2 months today my husband passed away. His terminal diagnosis was a total shock to us. We had plans for when we retired we felt robbed off, seeing his kids settle, all that stuff. I know no day is a given but generally I think we think it is. We were together 41 years and I can’t begin to imagine a future without him by my side. I can’t talk about him without being a total mess so I do brave face all the time. I’ve even seen people when out walking dogs I’ve not seen for a while and they ask how the family is and I say yes all fine because I can’t bear to tell them he’s gone. Kids trying to be strong for me, me being strong for them but we really can’t process he’s gone. It’s so awful the pain
I’m so sorry that you have had to join this forum and that your husband has died. Life can be so cruel.
2 months is such a raw and lonely place. The mind replaying everything, the what ifs, the why, the loss of the future. The dark thoughts. It’s crap!
In time it gets all less consuming, you get lighter days and the pain lessons and dulls in it’s intensity. Life goes on as the world won’t stop till we are ready. You’ll get swept along every day.

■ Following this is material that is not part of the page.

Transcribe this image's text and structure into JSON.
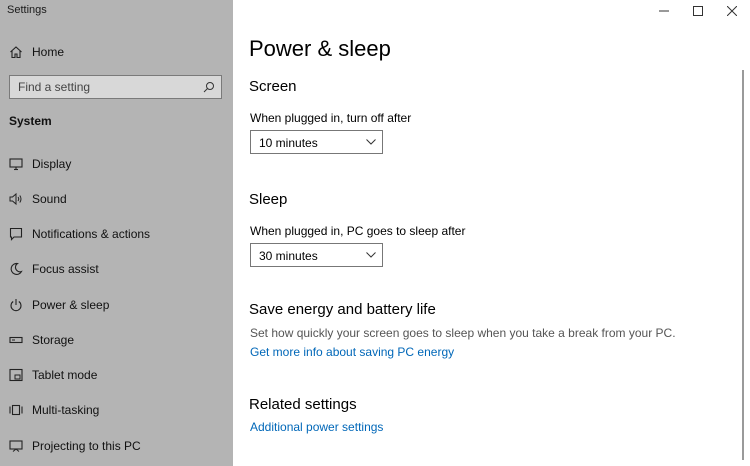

I’m 6 months today and life is easier a majority of the time and that raw intense pain has gone.
Take all the help and support that’s offered. Take it slow, day by day or hour by hour.
It’s also 2 months since my husband died. I just feel numb. I get up, wash and dress with the help of my carers and then face another endless day before going to bed and hoping to sleep. I look forward to the occasional day when I don’t cry most of the day but this forum has helped. It is difficult to believe we will never see them again.
At least it seems from your post it will get better at 6 months. It is quite scary that some people in this forum still seem to be suffering intensely after years
@Ali29 thank you for your time responding
It’s so surreal and as you say not a forum anyone wants to join. Comments to support are so helpful- that whole I’m not the only one feeling. X
@Pudding its so hideous isn’t it. All your life with your soulmate and then left. I met my hubby at 15 and knew I’d got so lucky. I struggle not only with him gone but the way cancer utterly savaged him breaks my heart seeing him go through what he did and still putting us first. Stay strong lovely @Ali29 had given us a glimpse of 6 month marker. We won’t ever stop loving them we wouldn’t want to but hopefully we can deal with each day better x
@Poppy121, so very sorry to hear that your dear husband passed away two months ago. I lost my husband nearly seven months ago from evil cancer. He had been suffering with it for quite a long time but the last five months were devastating. To see what it did to his once fit and strong body will haunt me the rest of my life. He never complained and was always concerned about me. I am still having very bad days, and feel a different person with no confidence.
Sending hugs x
Oh this response is so you!!. Not really into spirits. I wish I was.
Thankyou for your wise words even though you are suffering it is a comfort to know i am not the only one.